Сорвал с себя гимнастерку, разорвал рубаху, опрокинул стол и, распахнув окно, вставленное на зиму, вопил в ночную тьму:
— Граждане! Настоящее-то укра-али! Бе-е-ей!
Супрунов и не пробовал справиться с ним, а только сидел и наблюдал: спокойно и выдержанно, как знающий врач, следящий за проявлением болезни. Когда же Любкин, окончательно напившись, рухнул на диван, не то убитый алкоголем, не то сваленный отчаянием, он распорядился уложить его и не беспокоить, но «присматривать». А сам уехал.
— В случае чего, телефонируйте мне на квартиру. Хоть и буду спать, все равно — разбудите. Приеду.

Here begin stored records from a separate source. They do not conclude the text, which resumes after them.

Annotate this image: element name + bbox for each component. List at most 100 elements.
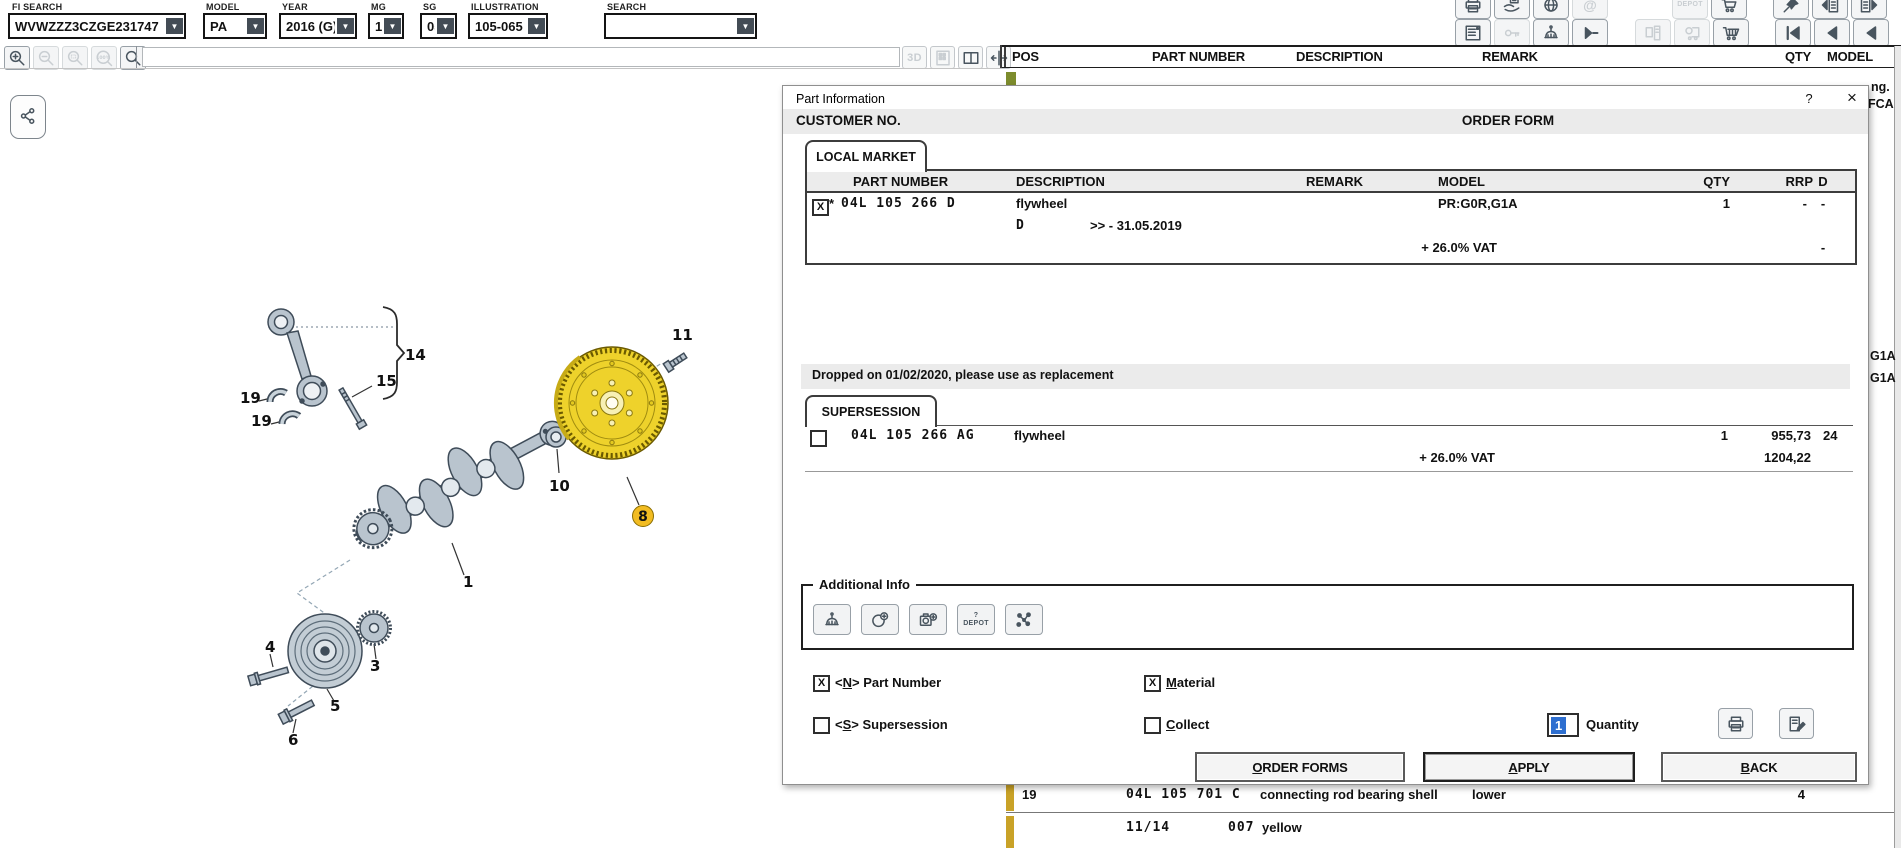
part-row-qty: 1: [1687, 196, 1730, 211]
terminal-icon: [1635, 19, 1671, 47]
hand-money-icon[interactable]: [1494, 0, 1530, 19]
callout-19b[interactable]: 19: [251, 412, 272, 430]
local-market-table: PART NUMBER DESCRIPTION REMARK MODEL QTY…: [805, 169, 1857, 265]
part-number-checkbox[interactable]: X: [813, 675, 830, 692]
callout-11[interactable]: 11: [672, 326, 693, 344]
quantity-input[interactable]: 1: [1547, 713, 1579, 737]
additional-info-box: Additional Info ?DEPOT: [801, 584, 1854, 650]
col-qty[interactable]: QTY: [1785, 49, 1811, 64]
order-forms-button[interactable]: ORDER FORMS: [1195, 752, 1405, 782]
callout-19a[interactable]: 19: [240, 389, 261, 407]
additional-info-label: Additional Info: [813, 577, 916, 592]
crown-icon[interactable]: [813, 604, 851, 635]
dialog-close-button[interactable]: ×: [1843, 88, 1861, 108]
play-minus-icon[interactable]: [1572, 19, 1608, 47]
col-description[interactable]: DESCRIPTION: [1296, 49, 1383, 64]
dropped-notice: Dropped on 01/02/2020, please use as rep…: [812, 368, 1114, 382]
crown-icon[interactable]: [1533, 19, 1569, 47]
callout-10[interactable]: 10: [549, 477, 570, 495]
part-number-option-label: <N> Part Number: [835, 675, 941, 690]
globe-tools-icon[interactable]: [1533, 0, 1569, 19]
callout-15[interactable]: 15: [376, 372, 397, 390]
material-checkbox[interactable]: X: [1144, 675, 1161, 692]
col-model[interactable]: MODEL: [1827, 49, 1873, 64]
back-button[interactable]: BACK: [1661, 752, 1857, 782]
col-part-number[interactable]: PART NUMBER: [1152, 49, 1245, 64]
pushpin-icon[interactable]: [1773, 0, 1809, 19]
flywheel-part-highlight[interactable]: [556, 347, 668, 459]
row-part-number[interactable]: 04L 105 701 C: [1126, 787, 1241, 802]
scrollbar[interactable]: [1894, 46, 1901, 848]
parts-list-icon[interactable]: [1455, 19, 1491, 47]
row-color-code: 007: [1228, 820, 1254, 835]
callout-8: 8: [638, 509, 648, 525]
row-separator: [1006, 812, 1894, 813]
depot-query-icon[interactable]: ?DEPOT: [957, 604, 995, 635]
callout-3[interactable]: 3: [370, 657, 380, 675]
apply-button[interactable]: APPLY: [1423, 752, 1635, 782]
supersession-qty: 1: [1685, 428, 1728, 443]
printer-icon[interactable]: [1718, 708, 1753, 739]
printer-icon[interactable]: [1455, 0, 1491, 19]
callout-5[interactable]: 5: [330, 697, 340, 715]
toolbar-row2-group1: [1455, 19, 1608, 47]
part-row-d: -: [1812, 196, 1834, 211]
supersession-checkbox[interactable]: [810, 430, 827, 447]
page-next-icon[interactable]: [1851, 0, 1887, 19]
supersession-rrp: 955,73: [1745, 428, 1811, 443]
nav-first-icon[interactable]: [1775, 19, 1811, 47]
callout-14[interactable]: 14: [405, 346, 426, 364]
toolbar-row1-group1: @: [1455, 0, 1608, 19]
circle-plus-icon[interactable]: [861, 604, 899, 635]
table-header: PART NUMBER DESCRIPTION REMARK MODEL QTY…: [807, 171, 1855, 193]
row-accent-bar: [1006, 785, 1014, 811]
callout-8-badge[interactable]: 8: [633, 506, 654, 527]
key-icon: [1494, 19, 1530, 47]
row-marker: [1006, 72, 1016, 85]
part-row-checkbox[interactable]: X: [812, 199, 829, 216]
clipped-model-text: G1A: [1870, 349, 1896, 363]
dialog-tool-buttons: [1718, 708, 1814, 739]
callout-6[interactable]: 6: [288, 731, 298, 749]
clipped-model-text: ng.: [1871, 80, 1890, 94]
tab-local-market[interactable]: LOCAL MARKET: [805, 140, 927, 172]
row-part-range: 11/14: [1126, 820, 1170, 835]
hdr-d: D: [1815, 174, 1831, 189]
scatter-icon[interactable]: [1005, 604, 1043, 635]
nav-prev-icon[interactable]: [1814, 19, 1850, 47]
supersession-table: 04L 105 266 AG flywheel 1 955,73 24 + 26…: [805, 425, 1853, 472]
callout-1[interactable]: 1: [463, 573, 473, 591]
dialog-title: Part Information: [796, 92, 885, 106]
tab-supersession[interactable]: SUPERSESSION: [805, 395, 937, 427]
camera-plus-icon[interactable]: [909, 604, 947, 635]
additional-info-icons: ?DEPOT: [813, 604, 1043, 635]
part-row-number[interactable]: 04L 105 266 D: [841, 196, 956, 211]
callout-4[interactable]: 4: [265, 638, 275, 656]
dialog-help-button[interactable]: ?: [1801, 91, 1817, 106]
edit-icon[interactable]: [1779, 708, 1814, 739]
part-row-validity: >> - 31.05.2019: [1090, 218, 1182, 233]
table-top-line: [1002, 45, 1901, 47]
supersession-vat-label: + 26.0% VAT: [1205, 450, 1495, 465]
shopping-cart-icon[interactable]: [1713, 19, 1749, 47]
toolbar-row2-group2: [1635, 19, 1749, 47]
supersession-option-checkbox[interactable]: [813, 717, 830, 734]
collect-checkbox[interactable]: [1144, 717, 1161, 734]
page-prev-icon[interactable]: [1812, 0, 1848, 19]
cart-small-icon[interactable]: [1711, 0, 1747, 19]
at-icon: @: [1572, 0, 1608, 19]
supersession-separator: [805, 471, 1853, 472]
supersession-discount: 24: [1823, 428, 1837, 443]
hdr-remark: REMARK: [1306, 174, 1363, 189]
toolbar-row1-group2: DEPOT: [1672, 0, 1747, 19]
col-remark[interactable]: REMARK: [1482, 49, 1538, 64]
hdr-rrp: RRP: [1767, 174, 1813, 189]
col-pos[interactable]: POS: [1012, 49, 1039, 64]
part-row-model: PR:G0R,G1A: [1438, 196, 1517, 211]
nav-back-icon[interactable]: [1853, 19, 1889, 47]
supersession-part-number[interactable]: 04L 105 266 AG: [851, 428, 975, 443]
row-qty: 4: [1760, 787, 1805, 802]
hdr-model: MODEL: [1438, 174, 1485, 189]
material-option-label: Material: [1166, 675, 1215, 690]
service-cart-icon: [1674, 19, 1710, 47]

Но ни телефонировать, ни будить не надо было. Любкин спал не просыпаясь, лежал мертвым телом на диване и хрипло дышал, словно сопел тяжело и страшно.
Проснулся он часов в одиннадцать. Открыв глаза, долго оглядывался, с трудом ворочал мысли и смутно припоминал минувшую ночь. Оглядывался по сторонам, стараясь сообразить и понять. Потом вспомнил и что есть силы выругался. Встал застывшими и онемевшими ногами с дивана, прошелся несколько раз по комнате, заглянул в окно и почувствовал, что ему безмерно тягостно, а главное, ему все противно. Он вызвал дежурного официанта и, словно сердясь на него, приказал принести нарзану. Выпил несколько бутылок, мрачно привел себя в порядок, очень тщательно умылся, хмуро «поправился» водкой и огурцом, вызвал свой автомобиль и поехал к Елене Дмитриевне.